Land Care Photo No 4

  • Armidale Tree Group (ATG, a native plant nursery) for appropriate species selection;
  • Armidale Urban Rivercare Group (AURG) for the coordination of planting activities.

These groups are not-for-profit organisations coordinated by the Southern New England Landcare Coordinating Committee (SNELCC) which is the not-for-profit organisation responsible for the administration and public liability of ATG and AURG. SNELCC has the capability to access a range of information relating to effective planting methods including planning, ground and site preparation, planting and ongoing maintenance work plans. The University may rely on these groups for the advice, coordination and successful completion of landscape management projects.

Community Engagement

The University continues to allow existing opportunities for community involvement in landscape management within the campus.
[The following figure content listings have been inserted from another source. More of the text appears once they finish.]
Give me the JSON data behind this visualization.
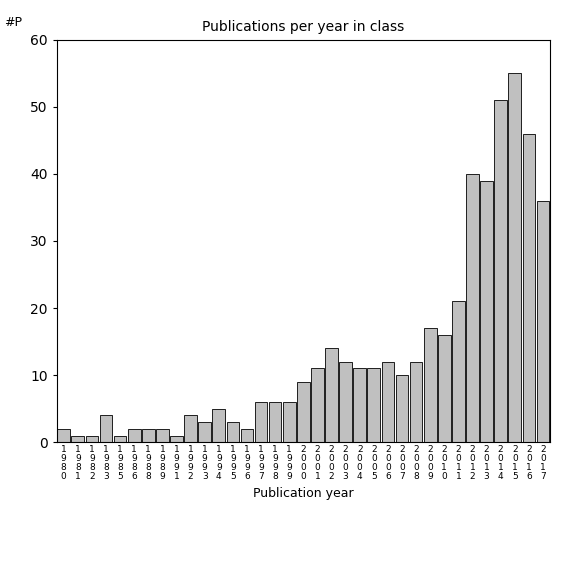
{
  "title": "Publications per year in class",
  "xlabel": "Publication year",
  "ylabel": "#P",
  "ylim": [
    0,
    60
  ],
  "yticks": [
    0,
    10,
    20,
    30,
    40,
    50,
    60
  ],
  "bar_color": "#c0c0c0",
  "bar_edgecolor": "#000000",
  "categories": [
    "1980",
    "1981",
    "1982",
    "1983",
    "1985",
    "1986",
    "1988",
    "1989",
    "1991",
    "1992",
    "1993",
    "1994",
    "1995",
    "1996",
    "1997",
    "1998",
    "1999",
    "2000",
    "2001",
    "2002",
    "2003",
    "2004",
    "2005",
    "2006",
    "2007",
    "2008",
    "2009",
    "2010",
    "2011",
    "2012",
    "2013",
    "2014",
    "2015",
    "2016",
    "2017"
  ],
  "values": [
    2,
    1,
    1,
    4,
    1,
    2,
    2,
    2,
    1,
    4,
    3,
    5,
    3,
    2,
    6,
    6,
    6,
    9,
    11,
    14,
    12,
    11,
    11,
    12,
    10,
    12,
    17,
    16,
    21,
    40,
    39,
    51,
    55,
    46,
    36
  ],
  "background_color": "#ffffff",
  "figsize": [
    5.67,
    5.67
  ],
  "dpi": 100
}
This would entail around research programs by staff and student large volunteer workforce comprising local community members and the University students who have the potential to:

  • Increase the numbers of people involved in landscape management on campus;
  • Increase links between landscape management and research/teaching activities;
  • Foster a greater sense of community within the campus through greater environmental awareness and interaction with the environment;
  • Improve environmental sustainability; and
  • Showcase the ‘New England bushland campus’ to prospective students and staff, as well as the wider community, to generate a greater appreciation of the natural values of the campus.

Koala Management Plan

Given that the University habitat is contiguous with Koala populations, the University has developed Koala Management Plan with the purpose of protecting Koala populations across their current range.